(Kitco News) – The clarity commodity markets were clamoring for finally arrived in the wake of U.S. President Donald Trump’s sweeping global tariffs on Wednesday evening, as gold, silver, and other metals imports will be exempt from tariffs.
The precious metals, along with steel, aluminum and many other industrial metals, won’t be subject to the Trump administration’s reciprocal tariffs, the White House confirmed.
The list of exemptions includes all base and precious metals, as well as other niche materials and industrial inputs. This means that the previously announced import tariffs on steel, aluminum and copper won’t be compounded by yesterday’s reciprocal blanket tariffs.
Gold and silver prices rallied to multi-session highs during Trump’s press conference on Wednesday afternoon, partly in response to the parallel collapse in equity futures and other risk assets, but also because it was unclear whether or not the precious metals would be exempted.
Once the administration communicated the tariff exemptions, gold, and silver began to give back much of their recent gains.
Spot gold peaked around $3,168 per ounce shortly before 8 pm on Wednesday, but hit a low of $3,054.19 per ounce just before the North American market open.

Spot gold has since turned positive on the session, last trading at $3,135.41 per ounce for a gain of 0.04%.
Silver prices actually peaked during Trump’s tariff announcement, with spot silver shooting to a session high of $34.154 at 4:30 pm EDT. The gray metal sold off throughout the evening, and hit a low of $31.751 around the North American market open on Thursday.

Spot silver last traded at $32.319 for a loss of 4.62% on the daily chart.
Jacob Falkencrone, Global Head of Investment Strategy at investment platform Saxo, noted that U.S. blue-chip stocks were taking a beating in the wake of the tariff announcement.
“Markets, caught off guard by the severity of Trump’s tariffs, reacted dramatically,” he said. “US stock futures plummeted, with the likes of Apple, Amazon, and Nike declining more than 6% as fears intensified that disrupted global supply chains would hit corporate profits.
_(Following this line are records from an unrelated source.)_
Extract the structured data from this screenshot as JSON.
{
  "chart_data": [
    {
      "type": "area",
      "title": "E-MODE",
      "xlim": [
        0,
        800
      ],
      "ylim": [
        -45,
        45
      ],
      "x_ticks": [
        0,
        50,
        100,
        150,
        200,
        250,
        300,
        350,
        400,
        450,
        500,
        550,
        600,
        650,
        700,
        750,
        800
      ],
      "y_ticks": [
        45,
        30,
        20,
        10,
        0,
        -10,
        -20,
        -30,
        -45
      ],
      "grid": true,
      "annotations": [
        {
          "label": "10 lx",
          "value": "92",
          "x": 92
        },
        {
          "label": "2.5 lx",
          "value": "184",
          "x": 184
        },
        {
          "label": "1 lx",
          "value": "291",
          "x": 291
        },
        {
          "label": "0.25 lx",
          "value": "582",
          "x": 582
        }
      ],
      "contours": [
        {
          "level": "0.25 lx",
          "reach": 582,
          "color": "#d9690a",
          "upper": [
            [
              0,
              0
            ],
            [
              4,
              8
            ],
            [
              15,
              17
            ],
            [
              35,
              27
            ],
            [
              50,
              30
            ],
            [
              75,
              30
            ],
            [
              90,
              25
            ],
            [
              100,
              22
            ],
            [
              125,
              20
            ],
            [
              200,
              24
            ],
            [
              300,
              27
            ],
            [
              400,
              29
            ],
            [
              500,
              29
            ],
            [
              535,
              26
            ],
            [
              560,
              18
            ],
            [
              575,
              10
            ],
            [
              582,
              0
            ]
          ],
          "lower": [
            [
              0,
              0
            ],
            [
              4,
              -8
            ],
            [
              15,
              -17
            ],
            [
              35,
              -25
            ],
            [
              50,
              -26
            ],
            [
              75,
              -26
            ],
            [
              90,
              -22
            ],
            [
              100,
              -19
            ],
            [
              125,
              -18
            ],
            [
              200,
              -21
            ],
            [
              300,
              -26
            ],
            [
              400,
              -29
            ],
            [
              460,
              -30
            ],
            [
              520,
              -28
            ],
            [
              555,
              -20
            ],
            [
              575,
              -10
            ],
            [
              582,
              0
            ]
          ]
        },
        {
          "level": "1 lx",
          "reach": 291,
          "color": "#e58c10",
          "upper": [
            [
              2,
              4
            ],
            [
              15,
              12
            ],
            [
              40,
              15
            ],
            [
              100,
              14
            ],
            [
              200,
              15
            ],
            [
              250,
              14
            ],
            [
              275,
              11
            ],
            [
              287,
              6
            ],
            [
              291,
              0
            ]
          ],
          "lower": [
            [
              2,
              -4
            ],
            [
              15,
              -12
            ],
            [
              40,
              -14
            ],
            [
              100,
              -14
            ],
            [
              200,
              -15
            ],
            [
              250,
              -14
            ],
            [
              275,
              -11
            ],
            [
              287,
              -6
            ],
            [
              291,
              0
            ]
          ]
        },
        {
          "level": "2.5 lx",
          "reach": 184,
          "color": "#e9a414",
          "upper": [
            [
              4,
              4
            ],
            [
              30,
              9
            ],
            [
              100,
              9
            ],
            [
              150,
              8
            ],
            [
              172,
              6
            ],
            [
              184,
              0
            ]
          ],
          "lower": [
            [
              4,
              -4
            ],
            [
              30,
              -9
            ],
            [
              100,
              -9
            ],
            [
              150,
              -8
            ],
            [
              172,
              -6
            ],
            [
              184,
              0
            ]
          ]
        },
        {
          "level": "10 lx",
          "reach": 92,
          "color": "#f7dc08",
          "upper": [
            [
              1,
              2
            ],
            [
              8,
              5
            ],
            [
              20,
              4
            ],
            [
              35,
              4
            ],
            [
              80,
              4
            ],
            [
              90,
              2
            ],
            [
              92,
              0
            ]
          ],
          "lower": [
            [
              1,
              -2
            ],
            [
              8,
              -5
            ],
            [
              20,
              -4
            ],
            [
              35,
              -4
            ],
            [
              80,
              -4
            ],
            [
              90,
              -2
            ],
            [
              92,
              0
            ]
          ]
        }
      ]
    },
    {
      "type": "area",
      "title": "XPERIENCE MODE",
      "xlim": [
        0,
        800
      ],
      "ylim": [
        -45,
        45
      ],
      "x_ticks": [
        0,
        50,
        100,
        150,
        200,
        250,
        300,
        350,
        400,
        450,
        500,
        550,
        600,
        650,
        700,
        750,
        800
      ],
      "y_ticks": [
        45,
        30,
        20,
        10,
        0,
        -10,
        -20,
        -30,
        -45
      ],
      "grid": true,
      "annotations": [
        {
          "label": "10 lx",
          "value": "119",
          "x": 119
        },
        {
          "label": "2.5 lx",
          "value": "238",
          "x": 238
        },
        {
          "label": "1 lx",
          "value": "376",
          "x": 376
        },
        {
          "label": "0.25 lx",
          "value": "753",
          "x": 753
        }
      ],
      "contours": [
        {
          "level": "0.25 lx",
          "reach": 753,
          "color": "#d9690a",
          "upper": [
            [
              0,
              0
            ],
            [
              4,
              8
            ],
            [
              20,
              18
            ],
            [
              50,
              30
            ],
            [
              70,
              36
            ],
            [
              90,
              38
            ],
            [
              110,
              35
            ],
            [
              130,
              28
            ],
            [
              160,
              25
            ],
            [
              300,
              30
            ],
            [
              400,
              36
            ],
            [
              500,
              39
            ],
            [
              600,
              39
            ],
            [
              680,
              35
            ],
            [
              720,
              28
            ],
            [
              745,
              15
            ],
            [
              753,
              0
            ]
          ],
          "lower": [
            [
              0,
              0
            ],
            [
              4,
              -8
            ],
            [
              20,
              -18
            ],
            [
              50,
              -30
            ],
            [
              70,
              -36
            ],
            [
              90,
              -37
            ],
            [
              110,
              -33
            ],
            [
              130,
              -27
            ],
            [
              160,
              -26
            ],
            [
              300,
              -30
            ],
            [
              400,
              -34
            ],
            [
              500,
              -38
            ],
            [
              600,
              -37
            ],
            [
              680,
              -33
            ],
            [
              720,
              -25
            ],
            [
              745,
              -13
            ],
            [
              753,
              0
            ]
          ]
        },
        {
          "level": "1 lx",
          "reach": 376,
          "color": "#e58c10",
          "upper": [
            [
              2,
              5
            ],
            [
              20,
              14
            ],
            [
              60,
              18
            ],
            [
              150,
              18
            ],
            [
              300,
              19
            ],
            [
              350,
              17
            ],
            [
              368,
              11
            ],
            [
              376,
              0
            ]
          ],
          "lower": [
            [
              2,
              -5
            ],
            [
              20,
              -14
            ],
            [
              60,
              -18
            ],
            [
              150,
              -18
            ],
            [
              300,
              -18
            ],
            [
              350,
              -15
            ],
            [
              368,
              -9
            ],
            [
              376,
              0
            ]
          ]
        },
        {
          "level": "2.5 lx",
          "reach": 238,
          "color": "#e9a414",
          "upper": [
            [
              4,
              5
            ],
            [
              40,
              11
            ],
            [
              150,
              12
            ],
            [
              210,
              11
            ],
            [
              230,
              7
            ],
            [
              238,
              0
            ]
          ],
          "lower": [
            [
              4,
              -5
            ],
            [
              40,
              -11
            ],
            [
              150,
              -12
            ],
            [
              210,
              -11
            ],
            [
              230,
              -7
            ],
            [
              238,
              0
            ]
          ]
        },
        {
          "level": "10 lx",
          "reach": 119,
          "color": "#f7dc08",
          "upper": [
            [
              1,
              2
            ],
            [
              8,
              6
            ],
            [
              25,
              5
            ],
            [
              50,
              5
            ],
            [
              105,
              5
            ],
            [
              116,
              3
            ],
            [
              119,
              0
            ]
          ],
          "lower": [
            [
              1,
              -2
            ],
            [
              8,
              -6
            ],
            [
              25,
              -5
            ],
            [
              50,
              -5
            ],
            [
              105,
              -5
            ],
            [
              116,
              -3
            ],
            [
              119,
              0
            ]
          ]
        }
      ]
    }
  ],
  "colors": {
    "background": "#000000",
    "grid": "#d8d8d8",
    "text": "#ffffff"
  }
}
Asian markets mirrored this uncertainty, with Japan's Topix index slumping 3.8%. European stock markets are painted in red as well.”
Falkencrone said that many economists are warning of large negative impacts on the economy. “The tariff offensive marks a significant economic turning point,” he said. “With the US now enforcing what amounts to the steepest trade barriers in a century, the risks are more than just theoretical—they are visible in real time, and they are mounting.”
“The immediate concern is the US economy, where the average effective tariff rate is jumping nearly 19 percentage points,” he noted. “That’s a direct tax on consumption and corporate costs, especially for industries relying on imported materials. The result? Higher prices, tighter margins, weaker growth—and a heightened risk of recession. Economists warn that these tariffs could accelerate the arrival of stagflation, where inflation rises even as the economy stagnates or contracts.”
And the global picture looks just as dire. “China could lose up to 2.4 percentage points of GDP growth, according to recent forecasts, and the ripple effects could hit Europe, Asia, and emerging markets hard,” Falkencrone said. “This isn’t just a US-centric problem—it’s a potential global slowdown in the making.”